Nous sommes en novembre 1925. J’ai environ 5 ans et demi. Je vais à l’Institut des Sœurs de la Providence. J’aime l’école et les enseignantes habillées de noir et blanc selon la coutume de l’ordre.

Nous attendons toutes avec fièvre la venue de Saint-Nicolas. Je raconte à mes camarades de classe incrédules que le grand Saint est déjà passé plusieurs fois chez moi. En effet parfois à mon réveil j’ai la surprise de voir à côté de mes pantoufles quelques sucreries inconnues dans les magasins où j’accompagne parfois Maman. « Tu vois », me dit-elle, « c’est bien une fabrication spéciale que le grand Saint apporte. » Comment ne pas le croire surtout quand c’est Maman qui le dit.
Bref la Saint-Nicolas approche et la fièvre de l’attente aussi. Que vais-je recevoir ?

Sœur Denise nous annonce son arrivée. Dans l’école il y a une petit salle de théâtre avec une scène surplombée d’un rideau de velours rouge. Au-dessus de la scène trône un écusson avec écrit en lettres d’or « Dieu-Patrie ». La scène est petite avec, en son centre, un escalier de quelques marches. C’est là qu’en retrait le fauteuil du grand Saint sera installé.

Le grand jour arrive. Dans la salle, les classes sont groupées par année. Le rideau est levé. Saint-Nicolas est au centre avec, à ses côtés, deux fillettes avec ailes blanches les bras en croix sur la poitrine. Un honneur réservé aux plus sages !

A sa droite, un très grand panier en osier avec les cadeaux. Près du panier, une religieuse : elle tient en main une liste avec le nom des élèves et probablement à côté le commentaire à faire pour chaque personnalité qu’elle souffle discrètement à l’oreille du grand Saint !

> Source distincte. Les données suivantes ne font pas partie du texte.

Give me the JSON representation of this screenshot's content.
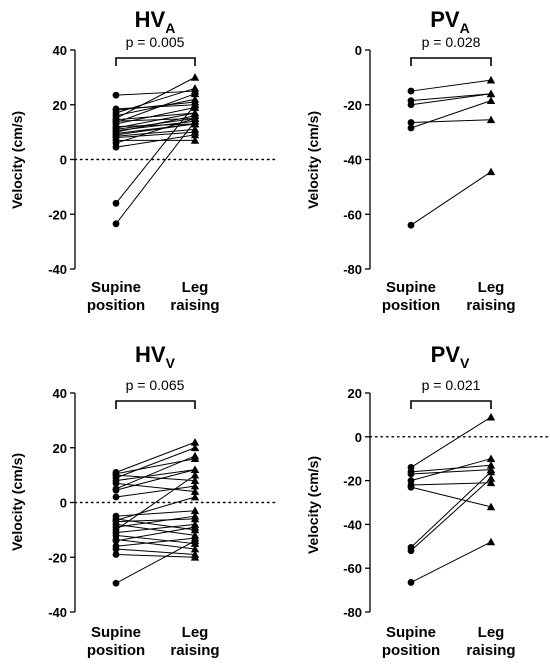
{
  "chart_data": [
    {
      "type": "paired-scatter",
      "title_main": "HV",
      "title_sub": "A",
      "ylabel": "Velocity (cm/s)",
      "categories": [
        [
          "Supine",
          "position"
        ],
        [
          "Leg",
          "raising"
        ]
      ],
      "ylim": [
        -40,
        40
      ],
      "yticks": [
        "40",
        "20",
        "0",
        "-20",
        "-40"
      ],
      "zero_line": true,
      "p_label": "p = 0.005",
      "pairs": [
        [
          23.5,
          25
        ],
        [
          18.5,
          20
        ],
        [
          18,
          21
        ],
        [
          17,
          26
        ],
        [
          16,
          22
        ],
        [
          15,
          30
        ],
        [
          14.5,
          17
        ],
        [
          14,
          15
        ],
        [
          13.5,
          24
        ],
        [
          13,
          19
        ],
        [
          12,
          13
        ],
        [
          11.5,
          17
        ],
        [
          11,
          15
        ],
        [
          10.5,
          14
        ],
        [
          10,
          16
        ],
        [
          9.5,
          13
        ],
        [
          9,
          13
        ],
        [
          8.5,
          11
        ],
        [
          8,
          10
        ],
        [
          7,
          7
        ],
        [
          6,
          15
        ],
        [
          4.5,
          9
        ],
        [
          -16,
          20
        ],
        [
          -23.5,
          14
        ]
      ]
    },
    {
      "type": "paired-scatter",
      "title_main": "PV",
      "title_sub": "A",
      "ylabel": "Velocity (cm/s)",
      "categories": [
        [
          "Supine",
          "position"
        ],
        [
          "Leg",
          "raising"
        ]
      ],
      "ylim": [
        -80,
        0
      ],
      "yticks": [
        "0",
        "-20",
        "-40",
        "-60",
        "-80"
      ],
      "zero_line": false,
      "p_label": "p = 0.028",
      "pairs": [
        [
          -15,
          -11
        ],
        [
          -18.5,
          -16
        ],
        [
          -20,
          -16
        ],
        [
          -26.5,
          -25.5
        ],
        [
          -28.5,
          -18.5
        ],
        [
          -64,
          -44.5
        ]
      ]
    },
    {
      "type": "paired-scatter",
      "title_main": "HV",
      "title_sub": "V",
      "ylabel": "Velocity (cm/s)",
      "categories": [
        [
          "Supine",
          "position"
        ],
        [
          "Leg",
          "raising"
        ]
      ],
      "ylim": [
        -40,
        40
      ],
      "yticks": [
        "40",
        "20",
        "0",
        "-20",
        "-40"
      ],
      "zero_line": true,
      "p_label": "p = 0.065",
      "pairs": [
        [
          11,
          22
        ],
        [
          10.5,
          16
        ],
        [
          10,
          8
        ],
        [
          9,
          20
        ],
        [
          8,
          12
        ],
        [
          7,
          4
        ],
        [
          5,
          17
        ],
        [
          4.5,
          12
        ],
        [
          2,
          6
        ],
        [
          -5,
          -3
        ],
        [
          -6,
          -10
        ],
        [
          -6.5,
          2
        ],
        [
          -7,
          -6
        ],
        [
          -8,
          -12
        ],
        [
          -9,
          -5
        ],
        [
          -10,
          10
        ],
        [
          -11,
          -8
        ],
        [
          -12,
          -15
        ],
        [
          -13.5,
          -17
        ],
        [
          -14,
          -9
        ],
        [
          -16,
          -13
        ],
        [
          -17,
          -19
        ],
        [
          -19,
          -20
        ],
        [
          -29.5,
          -14
        ]
      ]
    },
    {
      "type": "paired-scatter",
      "title_main": "PV",
      "title_sub": "V",
      "ylabel": "Velocity (cm/s)",
      "categories": [
        [
          "Supine",
          "position"
        ],
        [
          "Leg",
          "raising"
        ]
      ],
      "ylim": [
        -80,
        20
      ],
      "yticks": [
        "20",
        "0",
        "-20",
        "-40",
        "-60",
        "-80"
      ],
      "zero_line": true,
      "p_label": "p = 0.021",
      "pairs": [
        [
          -14,
          9
        ],
        [
          -16,
          -13
        ],
        [
          -17,
          -15
        ],
        [
          -20,
          -10
        ],
        [
          -22,
          -21
        ],
        [
          -23,
          -32
        ],
        [
          -50.5,
          -16
        ],
        [
          -52,
          -19
        ],
        [
          -66.5,
          -48
        ]
      ]
    }
  ]
}
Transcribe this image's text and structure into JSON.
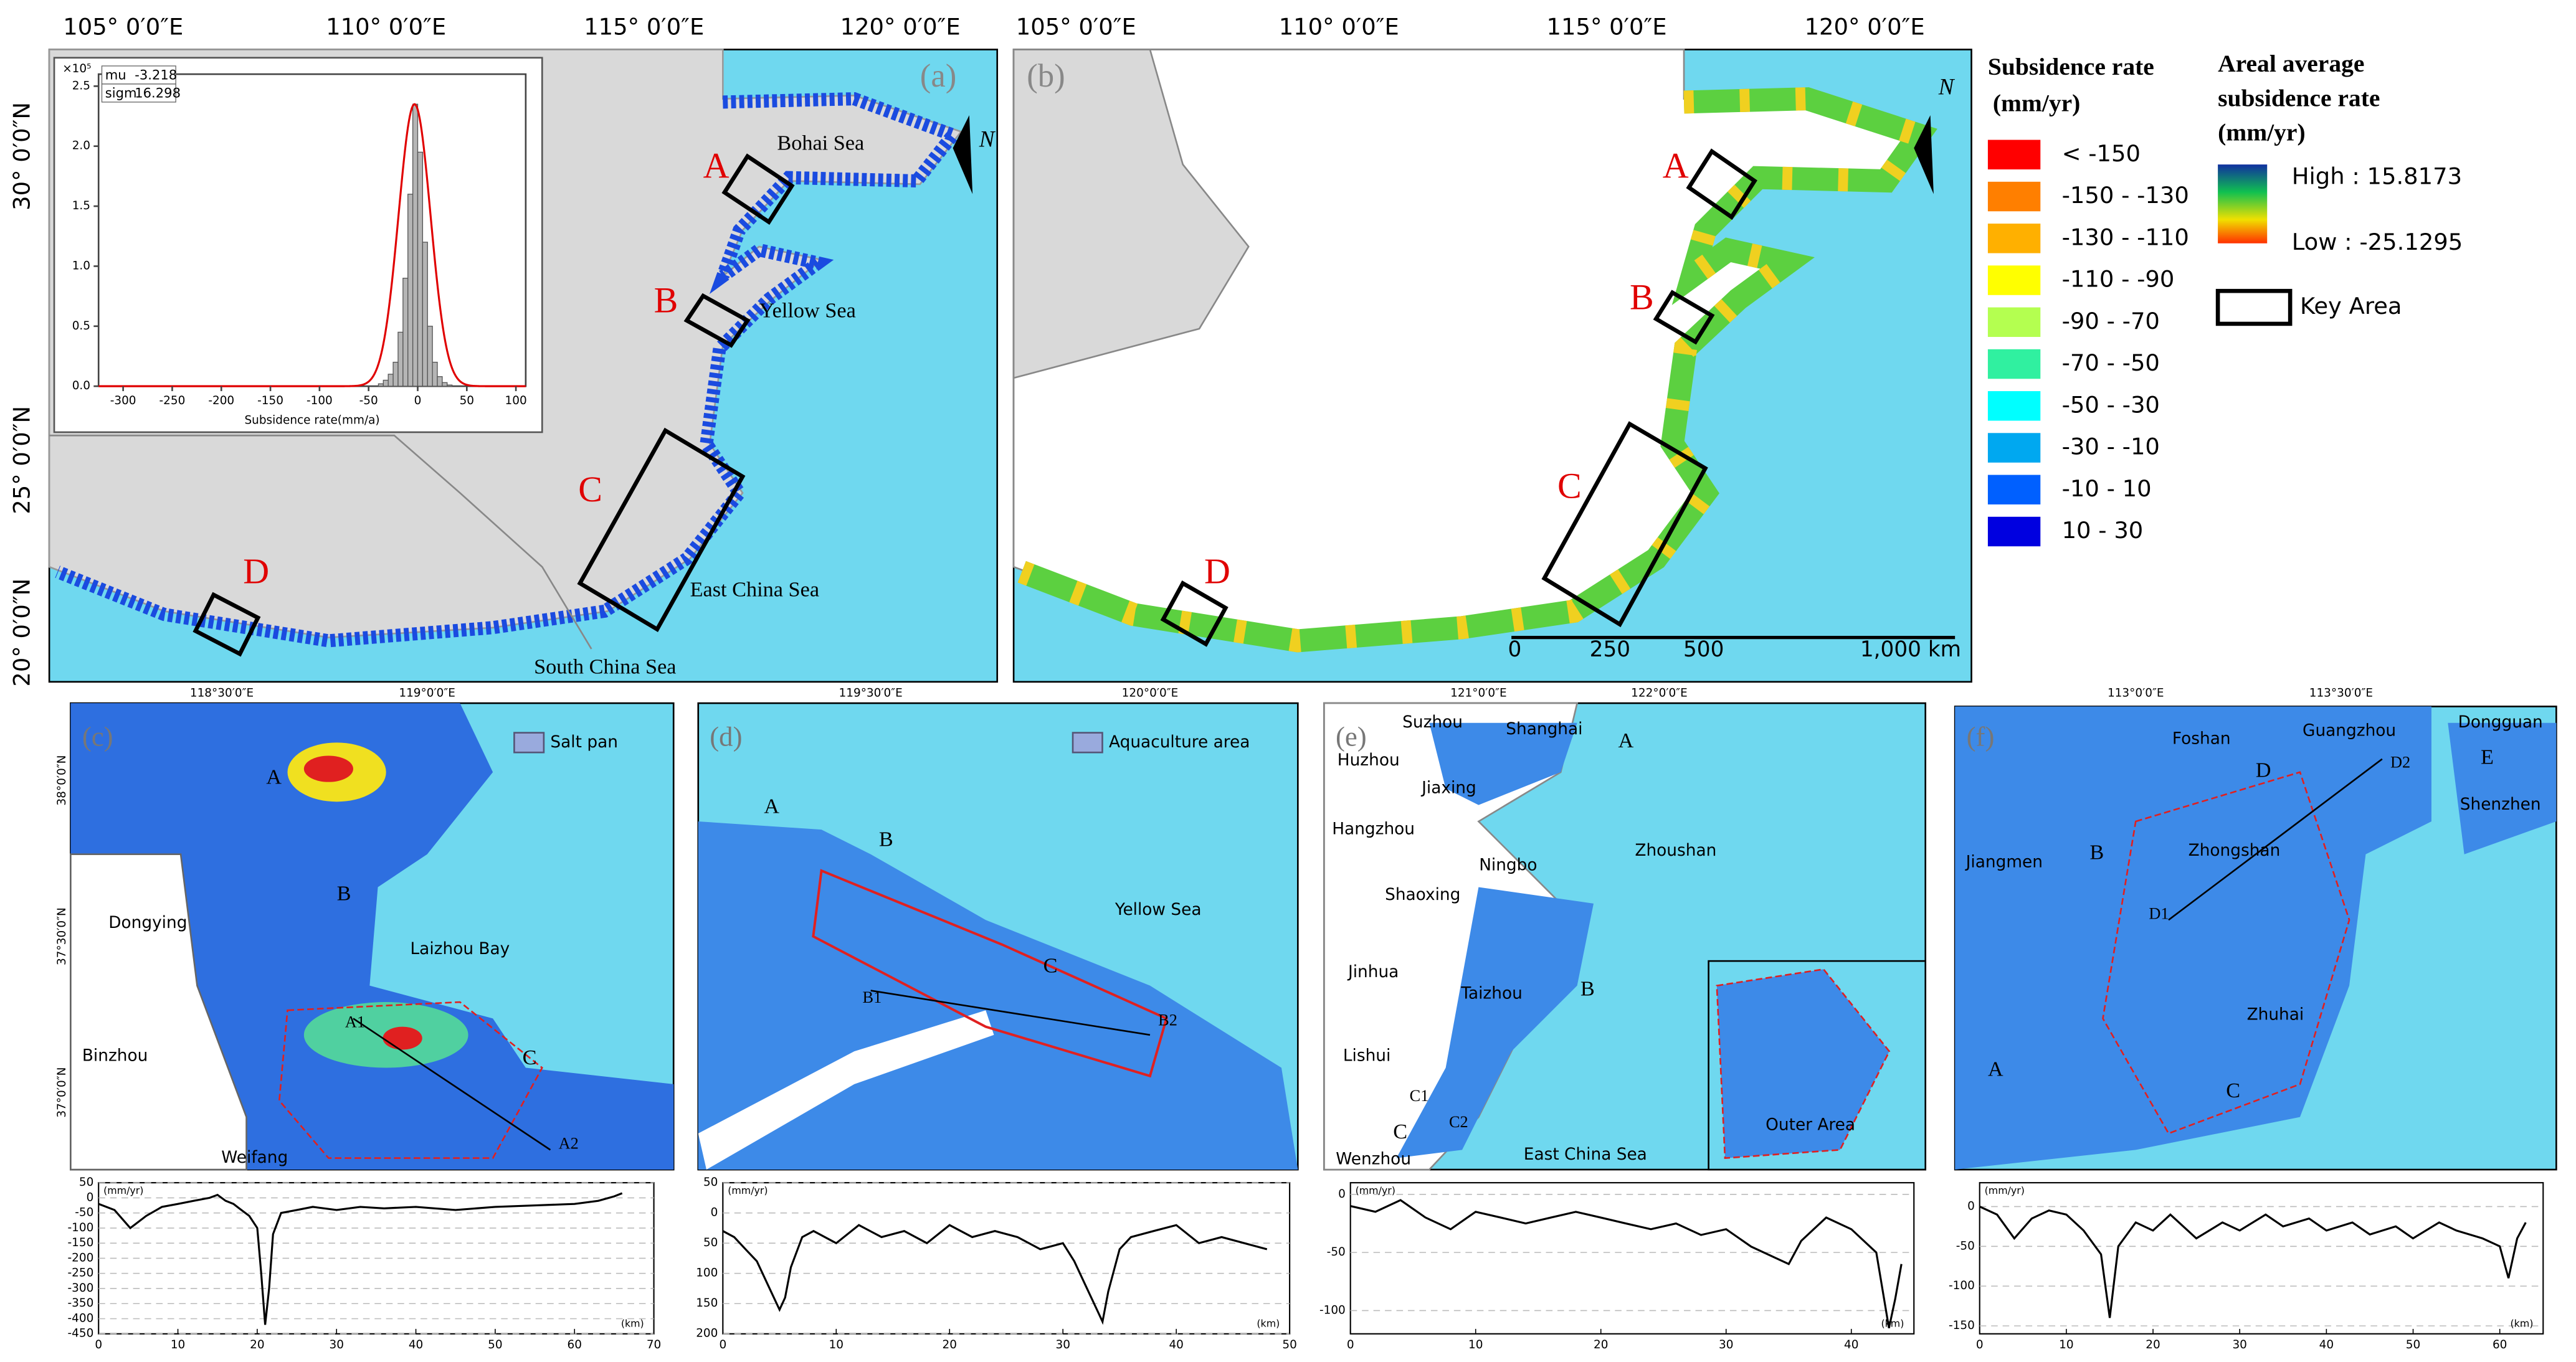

Passent en premier les plus petits. L’attente est longue. Enfin vient notre tour. Mon nom est appelé. Je monte le petit escalier, je fais la révérence. De la main, il me fait signe de m’approcher : il me dit en me grondant que je suis une grande bavarde et qu’à l’avenir, il faudra que je me surveille. Je dis oui, je promets puis je reçois mon cadeau des mains de la religieuse. Tremblement et stupeur : l’objet est enroulé, c’est de la feutrine rouge que la religieuse déroule et attache à mon cou avec des lacets cousus aux extrémités de la chose et c’est … une grand langue pointue qui me descend jusqu’au milieu du ventre !
Je suis plantée sur cette scène devant toutes les classes rassemblées. Je suis la risée. Je baisse les yeux. Je regarde cette pointe rouge : c’est comme un poignard qui me transperce. Chose curieuse, je ne subis pas l’humiliation tant ma déception est grande. Je ne pleure pas et je redescends l’escalier. A la suivante. Je n’entends plus rien, j’ai envie de fuir.

Tout le chemin du retour, je pense à la maison : que va dire Papa ?
Lorsque je rentre, Maman demande : « alors, qu’est-ce que Saint-Nicolas a apporté à l’école ? » Péniblement je sors l’objet et j’explique la scène. Que va dire Papa ?
« Papa ne saura rien », répond Maman. Et joignant le geste à la parole, elle ouvre aussitôt le couvercle de la cuisinière et y jette le cadeau empoisonné qui disparaît sans laisser de traces !
Sauf dans ma mémoire.
Puis Maman se met à chanter – j’aime quand elle chante – elle a une jolie voix. C’est une chanson pleine d’à-propos. J’en ai retenu une partie :

Pourquoi Dieu nous met-il sur terre une langue et des yeux ?
Ce que je vois, je le raconte
Qu’y a-t-il de mal à cela ?
Du mal, aller donc
C’est un conte
J’aime à parler et voilà

Le langage pourtant semble indispensable pour qu’une conscience existe.